«Une filière oubliée»: dans sa ferme en Normandie, Victoria Briend veut faire revivre le feuillage coupé 100 % français
Vues du ciel, ses cultures ne ressemblent à aucune autre et forment un véritable tableau. Vue d’en bas, son exploitation est tout aussi unique : Il n’en existe qu’une dizaine de ce type en France.
À 33 ans, en 2022, Victoria Briend vivait à Paris et se levait le matin pour établir la stratégie marketing d’une multinationale spécialisée dans les revêtements de sol et surfaces sportives. Quatre ans plus tard, en 2026, la voilà au milieu des champs, à Lingèvres dans le Calvados , en train de donner vie à Parsème, sa ferme productrice de feuillages coupés.
Ce projet, la jeune femme l’a longuement fait germer avant de s’y jeter à deux pieds.
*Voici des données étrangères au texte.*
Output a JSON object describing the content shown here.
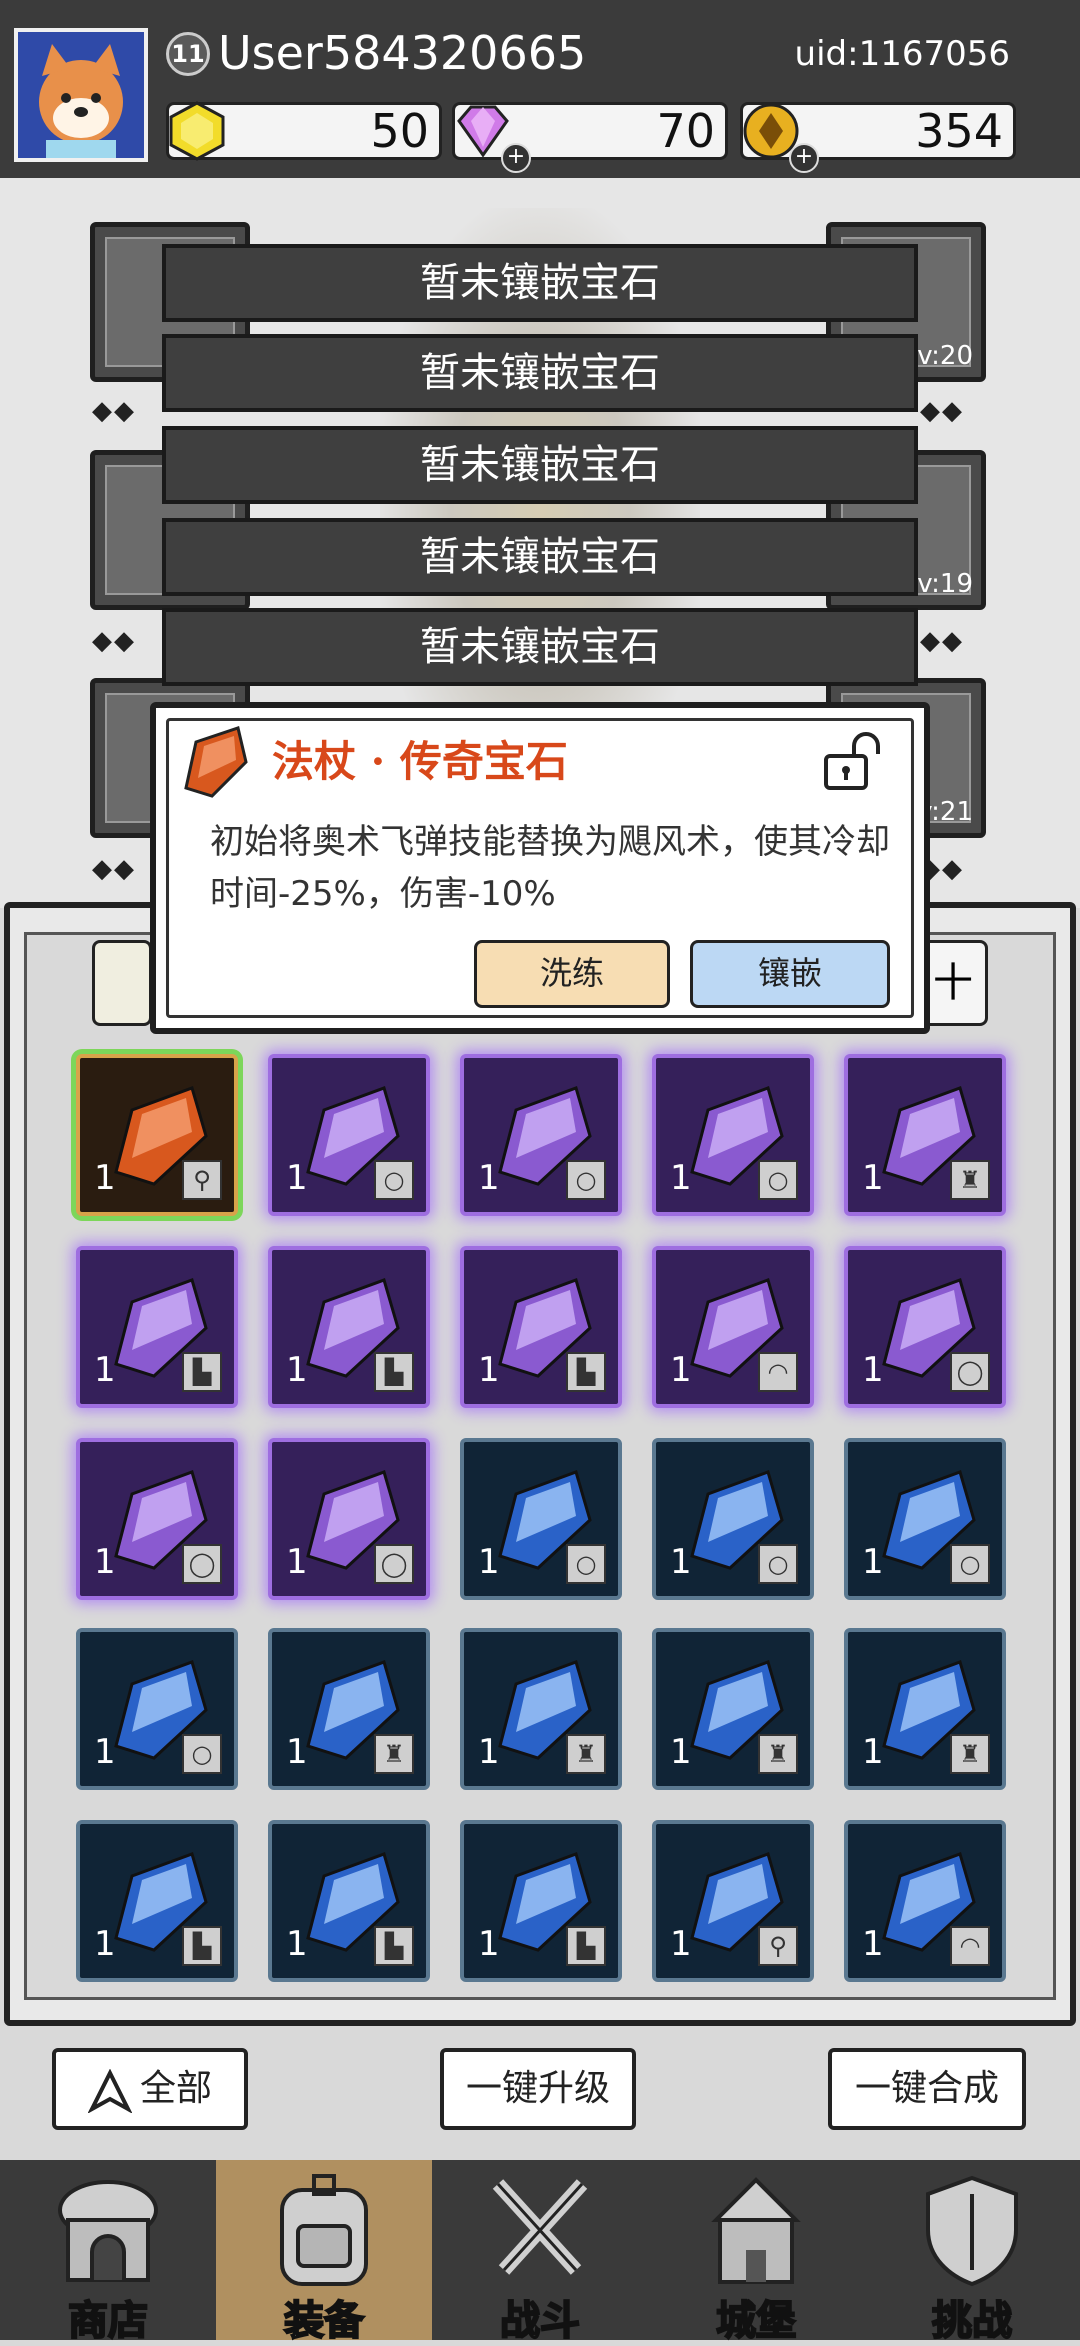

Après dix ans passés dans de grands groupes de l’industrie agroalimentaire ou de la construction, j’avais envie d’avoir de l’impact, de faire plus concrètement ma part pour modifier des schémas qui n’ont plus lieu d’être.
Biologiste de formation, attachée à la terre et au souvenir du jardin de son grand-père, elle rejoint il y a quatre ans le campus agricole Hectar, lancé par le milliardaire Xavier Niel et Audrey Bourolleau, ex-conseillère d’Emmanuel Macron, et passe en parallèle un brevet professionnel de responsable d’exploitation agricole. D’abord pour explorer, découvrir ce monde, et comprendre pourquoi tant d’exploitations ne trouvent pas de repreneurs. Sans idée précise en tête, Victoria Briend s’attarde bientôt sur le marché de la fleur coupée et...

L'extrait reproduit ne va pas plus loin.